The last time the SEC looked at the issue — 30 years ago — only nine funds had more than $1 billion in assets apiece. Still, the SEC warned in a report to Congress: “Should the growth of the largest funds and fund complexes continue, these funds might soon reach the point.where their portfolio mobility would be so seriously impaired as to affect gravely the interests of their shareholders.”
Today, 376 funds have more than $1 billion apiece. So I asked Barbash if the SEC plans a formal study of whether funds are growing too big, too fast. “We recognize that size is an issue,” he says. “But given our budgetary crunch at this point in time, I’d question whether we can do such a study.”
Translation: The marketplace is going to have to sort this out. And that means you. What are my suggestions?
- First, think small. Don’t buy funds whose assets have skyrocketed — say, at least doubled or grown by $1 billion or more over the past year or so.
- Second, stick with outfits that have shown they know when to stop taking in money — especially if you favor small-cap funds. Among them: Longleaf Partners, Quantitative Numeric, Royce, T. Rowe Price, Vanguard and Wasatch.
- Third, lean toward funds whose managers put their own money in them. (This information is often found in the footnotes to the financial statements in fund annual reports.) As Longleaf’s Mason Hawkins tells me: “Our employees have more than $60 million of our own capital in the funds. We’re not driven by fees but by compounding our own capital. We did not want more money. Investing is difficult enough without having to do things that are irrational–like buying second-rate stocks just to put extra cash to work.”
- Fourth, make large-stock index funds your portfolio’s cornerstone. They combat asset elephantiasis, since the managers must automatically invest in the same stocks — those represented in the benchmark the fund mimics — no matter how much money pours in. Or consider non-indexed large-cap funds, whose holdings are already big; new money will change them less radically than small-cap funds.
- Fifth, take action. If you do own a fund that has grown very big, very fast, write the fund company, and the fund’s board of directors, and demand that no more new customers be brought into the fund against your best interests. If the directors are up for election on a proxy, vote to fire them.

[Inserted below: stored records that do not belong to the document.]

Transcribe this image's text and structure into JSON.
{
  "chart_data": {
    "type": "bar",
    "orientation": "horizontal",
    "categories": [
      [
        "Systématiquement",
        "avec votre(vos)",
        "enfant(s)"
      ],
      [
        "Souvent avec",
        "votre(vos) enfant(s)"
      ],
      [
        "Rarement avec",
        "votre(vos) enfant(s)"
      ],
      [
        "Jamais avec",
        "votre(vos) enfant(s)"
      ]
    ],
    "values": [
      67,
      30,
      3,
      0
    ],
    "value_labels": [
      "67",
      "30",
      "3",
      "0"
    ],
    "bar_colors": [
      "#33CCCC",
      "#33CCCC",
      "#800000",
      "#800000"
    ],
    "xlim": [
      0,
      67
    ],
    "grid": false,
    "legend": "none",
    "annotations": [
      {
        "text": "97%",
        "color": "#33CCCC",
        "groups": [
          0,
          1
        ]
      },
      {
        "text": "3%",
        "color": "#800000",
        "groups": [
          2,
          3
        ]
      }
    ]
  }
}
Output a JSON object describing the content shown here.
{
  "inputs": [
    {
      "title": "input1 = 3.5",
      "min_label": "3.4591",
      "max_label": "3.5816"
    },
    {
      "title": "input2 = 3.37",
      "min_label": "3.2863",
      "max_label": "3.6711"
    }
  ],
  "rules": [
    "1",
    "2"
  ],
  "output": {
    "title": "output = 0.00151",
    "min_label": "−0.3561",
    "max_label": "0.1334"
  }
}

- Finally, keep your expectations in check. Many hot funds today can no longer maintain the nimble portfolios that made them famous. Your hot fund’s returns are likely to be more sluggish, and risk may well be higher, now that it has grown so large. If that bothers you (and your capital-gains tax bill won’t be too high), think about selling out of your hot fund and putting the proceeds into a fund that is not raking in assets as fast. You may have to give up a little performance in the short run, but in the long run I think you will come out ahead.